I often see Flat Earth folks trying to "measure how far away the sun is" by using altitude (angle of the sun in the sky from that location) values from two far away cities.
The first obvious Folly here is that they invariably IGNORE that on a curved Earth you cannot simply compare two altitude values -- each location has 0° on THEIR horizon, so they are rotated about the Earth's center. So before we can USE this altitude information we have to already know the shape of the Earth (which we do, it's a Spheroid).
Imagine a viewer at the North Pole viewing the Sun which is in Equinox over the Equator. The person at the Equator sees the Sun at 90° altitude, directly overhead. But the person at the North Pole would see the Sun on the Horizon at 0° -- that is an IMPOSSIBILITY on a Flat Earth.
We also know that a nearby Sun is IMPOSSIBLE because of the actual parallax that would be visible!
Imagine a Sun that is only 4000 miles up and directly overhead observer A, an observer B a mere 1000km away would see the Sun at an angle of 8.8° lower!

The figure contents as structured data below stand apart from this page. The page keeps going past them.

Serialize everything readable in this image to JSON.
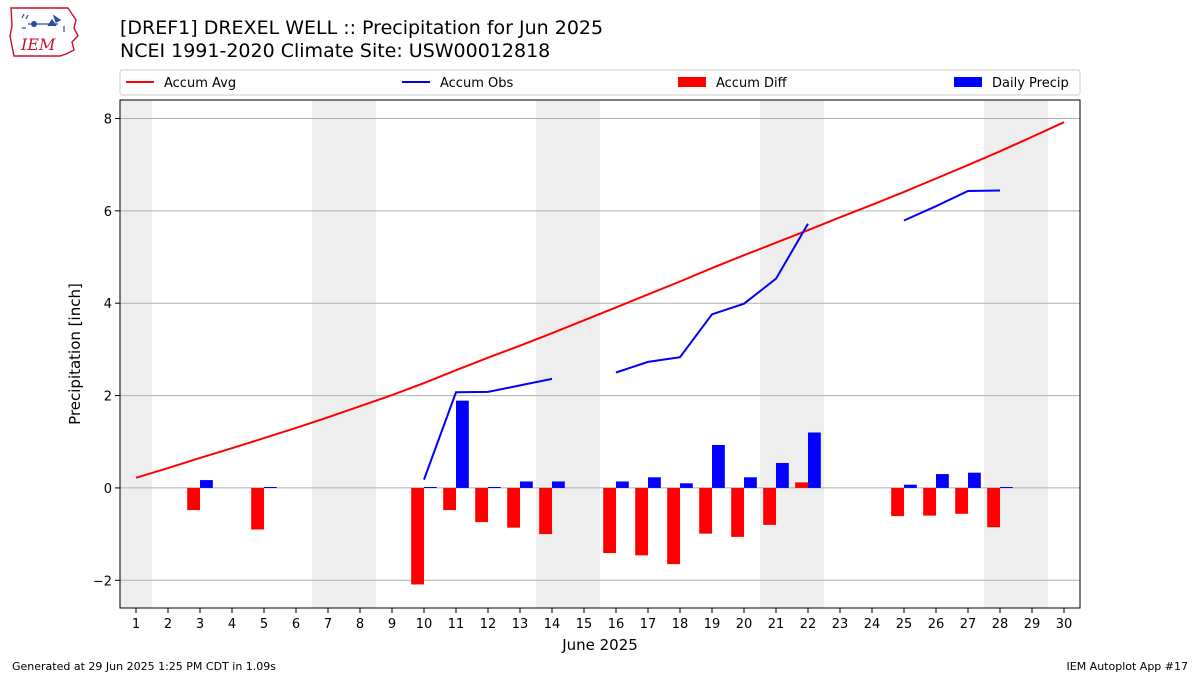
{
  "logo": {
    "text": "IEM",
    "icon": "iowa-state-outline-icon"
  },
  "header": {
    "title_line1": "[DREF1] DREXEL WELL :: Precipitation for Jun 2025",
    "title_line2": "NCEI 1991-2020 Climate Site: USW00012818"
  },
  "footer": {
    "left": "Generated at 29 Jun 2025 1:25 PM CDT in 1.09s",
    "right": "IEM Autoplot App #17"
  },
  "colors": {
    "avg": "#ff0000",
    "obs": "#0000ff",
    "diff": "#ff0000",
    "daily": "#0000ff",
    "weekend_band": "#eeeeee",
    "grid": "#b0b0b0"
  },
  "chart_data": {
    "type": "bar",
    "xlabel": "June 2025",
    "ylabel": "Precipitation [inch]",
    "x": [
      1,
      2,
      3,
      4,
      5,
      6,
      7,
      8,
      9,
      10,
      11,
      12,
      13,
      14,
      15,
      16,
      17,
      18,
      19,
      20,
      21,
      22,
      23,
      24,
      25,
      26,
      27,
      28,
      29,
      30
    ],
    "xlim": [
      0.5,
      30.5
    ],
    "ylim": [
      -2.6,
      8.4
    ],
    "yticks": [
      -2,
      0,
      2,
      4,
      6,
      8
    ],
    "ytick_labels": [
      "−2",
      "0",
      "2",
      "4",
      "6",
      "8"
    ],
    "grid": "horizontal",
    "legend_position": "top",
    "weekend_bands": [
      [
        1,
        1
      ],
      [
        7,
        8
      ],
      [
        14,
        15
      ],
      [
        21,
        22
      ],
      [
        28,
        29
      ]
    ],
    "series": [
      {
        "name": "Accum Avg",
        "kind": "line",
        "values": [
          0.22,
          0.43,
          0.65,
          0.86,
          1.08,
          1.3,
          1.53,
          1.77,
          2.01,
          2.27,
          2.55,
          2.82,
          3.08,
          3.35,
          3.63,
          3.91,
          4.19,
          4.47,
          4.76,
          5.04,
          5.31,
          5.58,
          5.86,
          6.13,
          6.41,
          6.7,
          6.99,
          7.29,
          7.6,
          7.92
        ]
      },
      {
        "name": "Accum Obs",
        "kind": "line",
        "values": [
          null,
          null,
          null,
          null,
          null,
          null,
          null,
          null,
          null,
          0.18,
          2.07,
          2.08,
          2.22,
          2.36,
          null,
          2.5,
          2.73,
          2.83,
          3.76,
          3.99,
          4.53,
          5.72,
          null,
          null,
          5.79,
          6.1,
          6.43,
          6.44,
          null,
          null
        ]
      },
      {
        "name": "Accum Diff",
        "kind": "bar",
        "values": [
          null,
          null,
          -0.48,
          null,
          -0.9,
          null,
          null,
          null,
          null,
          -2.09,
          -0.48,
          -0.74,
          -0.86,
          -1.0,
          null,
          -1.41,
          -1.46,
          -1.65,
          -0.99,
          -1.06,
          -0.8,
          0.12,
          null,
          null,
          -0.61,
          -0.6,
          -0.56,
          -0.85,
          null,
          null
        ]
      },
      {
        "name": "Daily Precip",
        "kind": "bar",
        "values": [
          null,
          null,
          0.17,
          null,
          0.02,
          null,
          null,
          null,
          null,
          0.02,
          1.89,
          0.02,
          0.14,
          0.14,
          null,
          0.14,
          0.23,
          0.1,
          0.93,
          0.23,
          0.54,
          1.2,
          null,
          null,
          0.07,
          0.3,
          0.33,
          0.02,
          null,
          null
        ]
      }
    ]
  }
}
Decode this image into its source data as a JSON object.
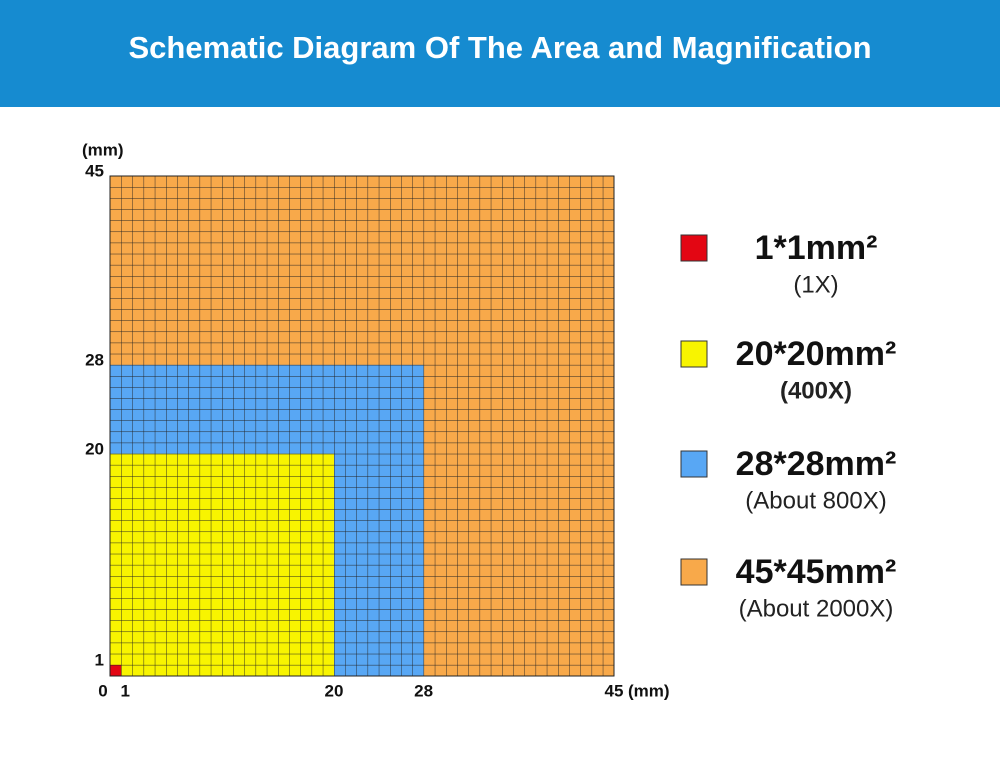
{
  "chart_data": {
    "type": "nested-squares",
    "title": "Schematic Diagram Of The Area and Magnification",
    "x_unit": "(mm)",
    "y_unit": "(mm)",
    "xlim": [
      0,
      45
    ],
    "ylim": [
      0,
      45
    ],
    "xticks": [
      0,
      1,
      20,
      28,
      45
    ],
    "yticks": [
      1,
      20,
      28,
      45
    ],
    "grid_step": 1,
    "series": [
      {
        "name": "1*1mm²",
        "label": "(1X)",
        "value": 1,
        "color": "#e30613"
      },
      {
        "name": "20*20mm²",
        "label": "(400X)",
        "label_color": "#d0121b",
        "value": 20,
        "color": "#f8f400"
      },
      {
        "name": "28*28mm²",
        "label": "(About 800X)",
        "value": 28,
        "color": "#58a7f4"
      },
      {
        "name": "45*45mm²",
        "label": "(About 2000X)",
        "value": 45,
        "color": "#f8a94a"
      }
    ]
  }
}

That is HUGE. If this were true ANYONE could trivially measure this enormous shift just by having two people 1000 km away from each other. THIS NEVER HAPPENS. This conclusively shows that the Sun *cannot* be 4000 miles up. You can test this out using this calculator. But don't just test only ONE distance -- if you are going to try to validate your model you need to test at multiple distances between actual observers and see if you observe the amount of parallax expected.
The actual parallax for two viewers on the Earth 1000km distance from each other is just 0.0001981409° - this is WELL below the ability to measure without fairly sophisticated equipment. This is why you cannot simply use altitude reports which only have a few decimal points of precision, you need about 9 decimal points to get in the right ballpark.